Bob and Tina are both trying to measure the height of *petit Nicolas*. They do this by repeatedly measuring the angle subtended when they are standing at a large distance $L=3$ m from him as shown in the figure above. Uisng the small-angle approximation, the inferred height is thus given by $h_{\mathrm{PN}}=L\theta$.

Let us assume that Bob and Tina conduct their measurements together but then perform the analysis separately. The likelihood of a measurement of $\theta$ given the model $h_{\mathrm{PN}}=L\theta$ is $$p(\theta \vert h_{\mathrm{PN}}) = \frac{1}{\sqrt{2\pi\sigma_{\theta}^{2}}}e^{-\frac{1}{2\sigma_{\theta}^{2}}(\theta-\frac{h_{\mathrm{PN}}}{L})^{2}},$$ where the measurement uncertainty is given by $\sigma_\theta=0.008$ rad.

Let us assume that Bob knows that *petit Nicolas* is the smallest boy in his class, therefore he assumes a flat, top-hat prior in his height $h_{\mathrm{PN}}$ i.e. 
$$\pi(h_{\mathrm{PN}}) = \begin{cases} 
                   \frac{1}{40},& 80 \leq h_{\mathrm{PN}} \leq 120 \\
                    0,& \mathrm{otherwise}. 
                    \end{cases}$$
Tina on the other hand is unaware of this fact, so she adopts a prior set to the average height of eight year old boys, which is approximately $\bar{h} = 125$ cm with a standard deviation of $\sigma_{h}=5$ cm. Therefore she adopts a Gaussian prior given by 
$$\pi(h_{\mathrm{PN}}) = \frac{1}{\sqrt{2 \pi \sigma_{h}^{2}}}e^{-\frac{1}{2 \sigma_{h}^{2}}(h_{\mathrm{PN}}-\bar{h})^{2}}.$$


Bob and Tina perform 1000 joint measurements of the angle subtended by *petit Nicolas*, which are given in `height_PtitNic.npy`. 

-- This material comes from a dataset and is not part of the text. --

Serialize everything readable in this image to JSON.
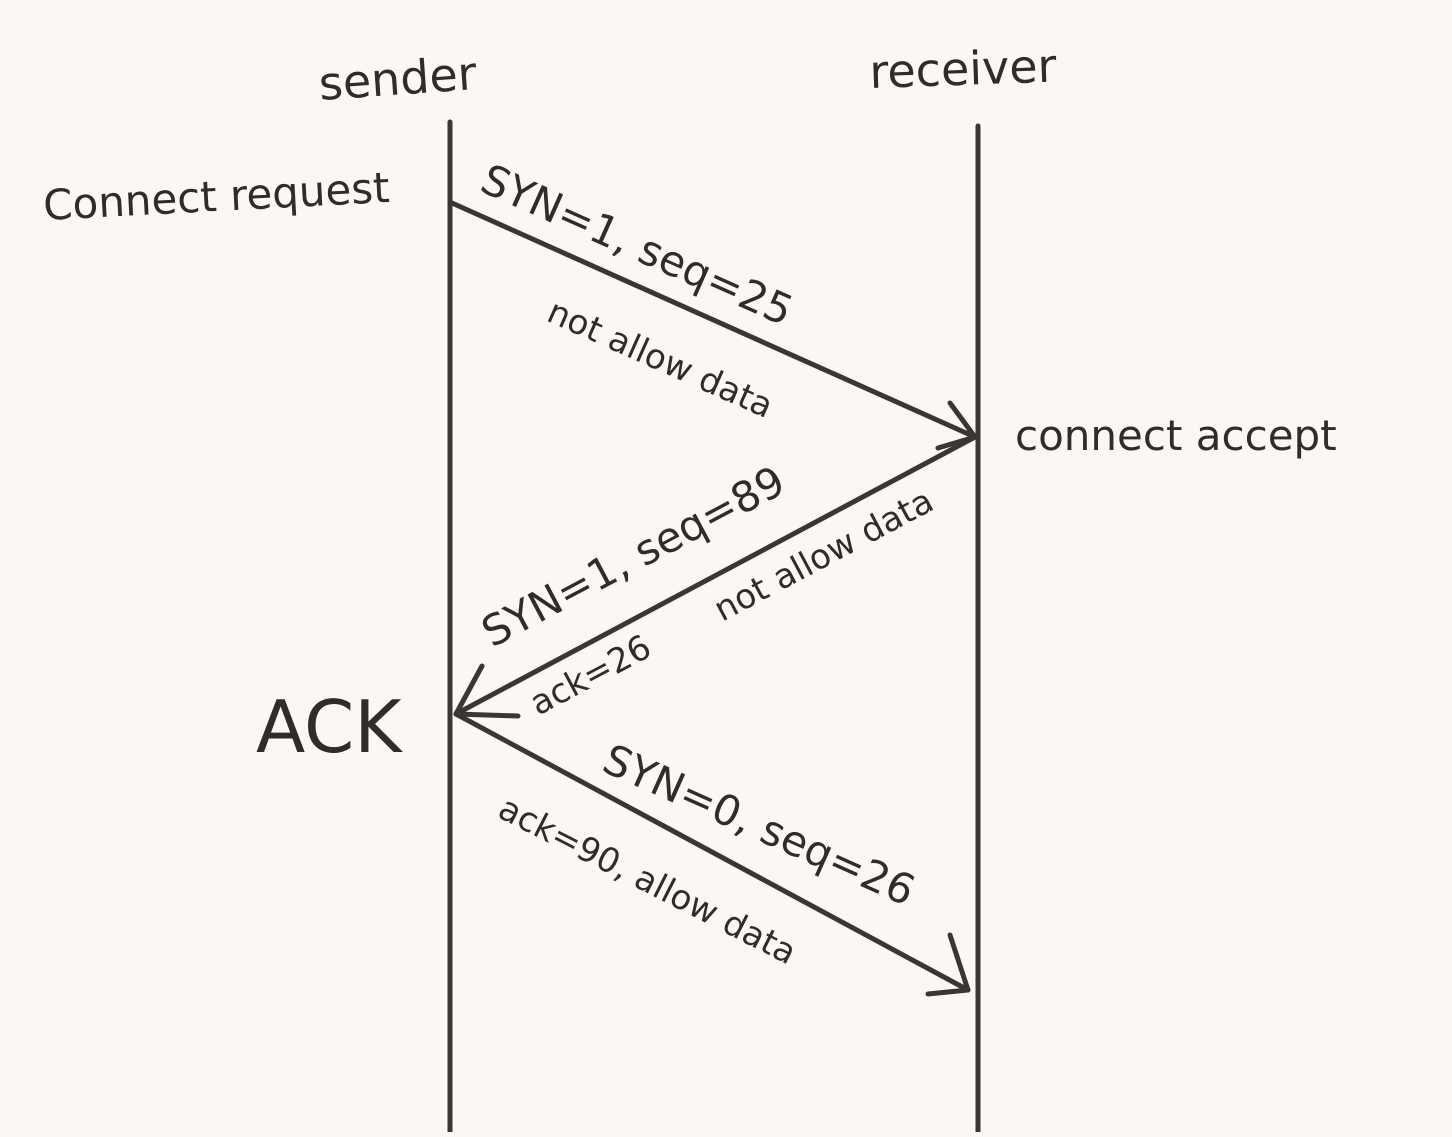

(i) Use these measurements to compute the posterior on the height of *petit Nicolas*, $p(h_{\mathrm{PN}}\vert D)$, after 1, 2 and 3 experiments; i.e use the experimental data measured by both Bob and Tina to update their respective priors.

(ii) Compare the posteriors after all 1000 measurements given in `height_PtitNic.npy` have been conducted.

(iii) Compare the resulting posteriors in all cases and, using your results, discuss the effect of the prior on the derived posterior.